O senhor é presidente do PMDB, que faz parte da base aliada, e candidato a prefeito de São Paulo. Não vai ser difícil fazer uma campanha sem se referir ao governo federal?
Nem um pouquinho. Você sabe que isso é uma concepção equivocada. A idéia que as pessoas tem é a seguinte: se há uma coalizão governamental, os partidos que apóiam o governo para permitir a governabilidade perderiam inteiramente a sua identidade, jamais poderiam disputar eleições e só o partido que está no governo poderia ser cabeça de chapa. Isso é um equívoco até da cultura política nacional. Quando nós fizemos o acordo aqui, eu deixei muito claro ao presidente Lula e a todos os membros do governo que a aliança era uma aliança parlamentar, que não teria nada a ver com as alianças eleitorais.
"Quando nós fizemos o acordo aqui (do PMDB com o governo), eu deixei muito claro ao presidente Lula que a aliança era parlamentar, que não teria nada a ver com as alianças eleitorais"
Toda semana vêm a publico diferenças gritantes entre integrantes do governo Lula, esquecendo-se do velho ditado que roupa suja se lava em casa.
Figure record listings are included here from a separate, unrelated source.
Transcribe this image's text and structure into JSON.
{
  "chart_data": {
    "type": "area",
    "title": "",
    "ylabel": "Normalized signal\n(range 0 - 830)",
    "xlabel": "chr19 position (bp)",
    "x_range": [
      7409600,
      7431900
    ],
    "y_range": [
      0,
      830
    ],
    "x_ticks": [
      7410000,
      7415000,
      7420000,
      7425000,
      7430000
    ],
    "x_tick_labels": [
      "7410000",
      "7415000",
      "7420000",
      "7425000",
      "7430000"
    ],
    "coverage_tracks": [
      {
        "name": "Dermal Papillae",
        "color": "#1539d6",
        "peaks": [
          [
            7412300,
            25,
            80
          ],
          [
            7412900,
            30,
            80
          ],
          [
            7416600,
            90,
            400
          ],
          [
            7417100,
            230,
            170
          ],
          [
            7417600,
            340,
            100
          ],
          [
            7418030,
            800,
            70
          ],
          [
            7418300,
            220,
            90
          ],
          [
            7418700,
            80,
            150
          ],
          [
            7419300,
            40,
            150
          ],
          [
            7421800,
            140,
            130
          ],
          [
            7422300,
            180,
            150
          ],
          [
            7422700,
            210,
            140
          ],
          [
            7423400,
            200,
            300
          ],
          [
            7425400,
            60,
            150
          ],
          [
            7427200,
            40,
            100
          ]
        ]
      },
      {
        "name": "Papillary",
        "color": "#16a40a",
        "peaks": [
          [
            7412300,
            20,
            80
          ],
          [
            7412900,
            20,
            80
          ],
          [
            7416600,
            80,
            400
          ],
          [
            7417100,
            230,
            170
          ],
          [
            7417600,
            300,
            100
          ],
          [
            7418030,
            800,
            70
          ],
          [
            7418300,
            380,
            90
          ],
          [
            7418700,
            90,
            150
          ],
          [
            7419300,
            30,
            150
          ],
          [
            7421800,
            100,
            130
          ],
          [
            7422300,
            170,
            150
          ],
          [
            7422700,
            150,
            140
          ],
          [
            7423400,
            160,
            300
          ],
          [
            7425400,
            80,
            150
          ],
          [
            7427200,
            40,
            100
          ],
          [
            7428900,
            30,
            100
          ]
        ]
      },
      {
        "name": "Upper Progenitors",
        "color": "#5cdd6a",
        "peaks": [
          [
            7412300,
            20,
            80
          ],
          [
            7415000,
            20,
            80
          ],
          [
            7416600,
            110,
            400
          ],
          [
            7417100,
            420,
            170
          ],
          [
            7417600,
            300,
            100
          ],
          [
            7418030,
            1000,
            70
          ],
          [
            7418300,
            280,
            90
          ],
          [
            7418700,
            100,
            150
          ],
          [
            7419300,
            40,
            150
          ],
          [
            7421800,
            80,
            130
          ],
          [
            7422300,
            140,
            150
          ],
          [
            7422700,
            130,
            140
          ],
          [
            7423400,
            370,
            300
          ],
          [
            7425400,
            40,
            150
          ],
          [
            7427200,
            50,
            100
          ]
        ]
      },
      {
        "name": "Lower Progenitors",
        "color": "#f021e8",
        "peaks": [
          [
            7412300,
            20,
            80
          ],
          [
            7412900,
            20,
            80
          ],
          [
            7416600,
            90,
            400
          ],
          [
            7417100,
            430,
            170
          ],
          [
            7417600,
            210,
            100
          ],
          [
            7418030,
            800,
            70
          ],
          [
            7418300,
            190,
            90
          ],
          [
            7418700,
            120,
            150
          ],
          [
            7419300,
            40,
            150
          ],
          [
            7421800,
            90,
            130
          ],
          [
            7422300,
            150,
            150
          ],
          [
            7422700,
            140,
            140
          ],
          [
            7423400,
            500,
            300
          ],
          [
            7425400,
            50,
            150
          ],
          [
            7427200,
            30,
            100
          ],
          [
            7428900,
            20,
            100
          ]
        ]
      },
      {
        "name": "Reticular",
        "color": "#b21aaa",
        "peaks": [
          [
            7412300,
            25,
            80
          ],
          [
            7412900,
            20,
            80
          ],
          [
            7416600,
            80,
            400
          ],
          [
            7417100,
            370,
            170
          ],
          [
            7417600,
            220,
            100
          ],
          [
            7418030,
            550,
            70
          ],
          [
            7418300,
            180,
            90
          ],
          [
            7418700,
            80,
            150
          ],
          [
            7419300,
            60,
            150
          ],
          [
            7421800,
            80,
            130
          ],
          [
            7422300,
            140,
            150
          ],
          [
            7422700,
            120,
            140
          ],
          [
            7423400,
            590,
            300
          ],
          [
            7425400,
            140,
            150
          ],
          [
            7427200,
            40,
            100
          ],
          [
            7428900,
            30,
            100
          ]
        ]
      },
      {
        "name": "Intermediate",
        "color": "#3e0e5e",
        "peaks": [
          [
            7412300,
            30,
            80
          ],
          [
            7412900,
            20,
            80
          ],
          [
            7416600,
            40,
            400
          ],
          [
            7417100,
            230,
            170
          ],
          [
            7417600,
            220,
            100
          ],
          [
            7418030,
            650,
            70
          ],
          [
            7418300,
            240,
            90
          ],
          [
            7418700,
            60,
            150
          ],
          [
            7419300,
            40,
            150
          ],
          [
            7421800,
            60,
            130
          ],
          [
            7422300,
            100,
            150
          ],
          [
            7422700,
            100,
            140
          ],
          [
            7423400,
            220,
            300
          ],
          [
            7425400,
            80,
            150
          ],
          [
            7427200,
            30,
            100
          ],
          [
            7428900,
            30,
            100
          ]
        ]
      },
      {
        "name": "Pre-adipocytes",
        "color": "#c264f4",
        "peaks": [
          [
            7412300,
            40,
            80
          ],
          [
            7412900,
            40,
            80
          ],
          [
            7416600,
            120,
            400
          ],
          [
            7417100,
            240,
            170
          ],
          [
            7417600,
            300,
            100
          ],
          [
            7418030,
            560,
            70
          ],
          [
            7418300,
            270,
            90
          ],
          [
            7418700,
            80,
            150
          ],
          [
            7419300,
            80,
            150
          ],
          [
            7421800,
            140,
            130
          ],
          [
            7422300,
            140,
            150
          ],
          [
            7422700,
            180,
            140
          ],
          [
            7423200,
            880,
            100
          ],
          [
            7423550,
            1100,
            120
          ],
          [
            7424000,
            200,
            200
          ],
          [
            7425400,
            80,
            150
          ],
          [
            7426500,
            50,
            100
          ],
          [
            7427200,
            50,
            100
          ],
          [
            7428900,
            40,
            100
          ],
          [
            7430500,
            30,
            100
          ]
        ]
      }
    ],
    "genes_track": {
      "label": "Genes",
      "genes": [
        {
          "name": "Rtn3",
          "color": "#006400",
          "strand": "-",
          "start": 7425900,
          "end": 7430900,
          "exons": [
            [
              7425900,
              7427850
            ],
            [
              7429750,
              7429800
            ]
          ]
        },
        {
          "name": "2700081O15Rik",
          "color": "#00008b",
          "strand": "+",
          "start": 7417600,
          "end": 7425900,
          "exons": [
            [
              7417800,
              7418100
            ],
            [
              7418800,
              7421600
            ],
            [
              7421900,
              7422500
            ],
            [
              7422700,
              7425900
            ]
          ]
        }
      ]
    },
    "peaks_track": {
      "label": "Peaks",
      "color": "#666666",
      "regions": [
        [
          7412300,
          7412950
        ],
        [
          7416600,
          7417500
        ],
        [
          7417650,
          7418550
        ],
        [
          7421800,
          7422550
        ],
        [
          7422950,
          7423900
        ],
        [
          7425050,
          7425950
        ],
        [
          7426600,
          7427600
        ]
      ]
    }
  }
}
Como o senhor avalia isso?
Eu acho que cabe ao governo evitar que aconteça um caso por semana.
Faltaria coordenação interna?
Eu não saberia dizer. Eu não participo da intimidade do governo. Se está estourando um fato por semana, o governo é que precisa harmonizar-se internamente. Se há uma desarmonia interna, eu não saberia nem como identificá-la nem como solucioná-la.
Supondo que o governo Lula melhore o desempenho nos próximos anos, com crescimento econômico, o PMDB vai reivindicar ser vice na chapa do presidente candidato à reeleição?
Não, o PMDB vai reivindicar e tem direito de ter candidatura própria.
Mas, nesse caso, teria que sair da base aliada?
Claro, num dado momento… Até por uma questão ética, se num dado momento, o PMDB resolver, como tem resolvido, ter candidato próprio, num prazo muito antecedente, o PMDB tem que sair do governo. Só se manteria no governo caso houvesse um acordo político entre os dois partidos (PT e PMDB). Fora daí, o PMDB teria que sair do governo.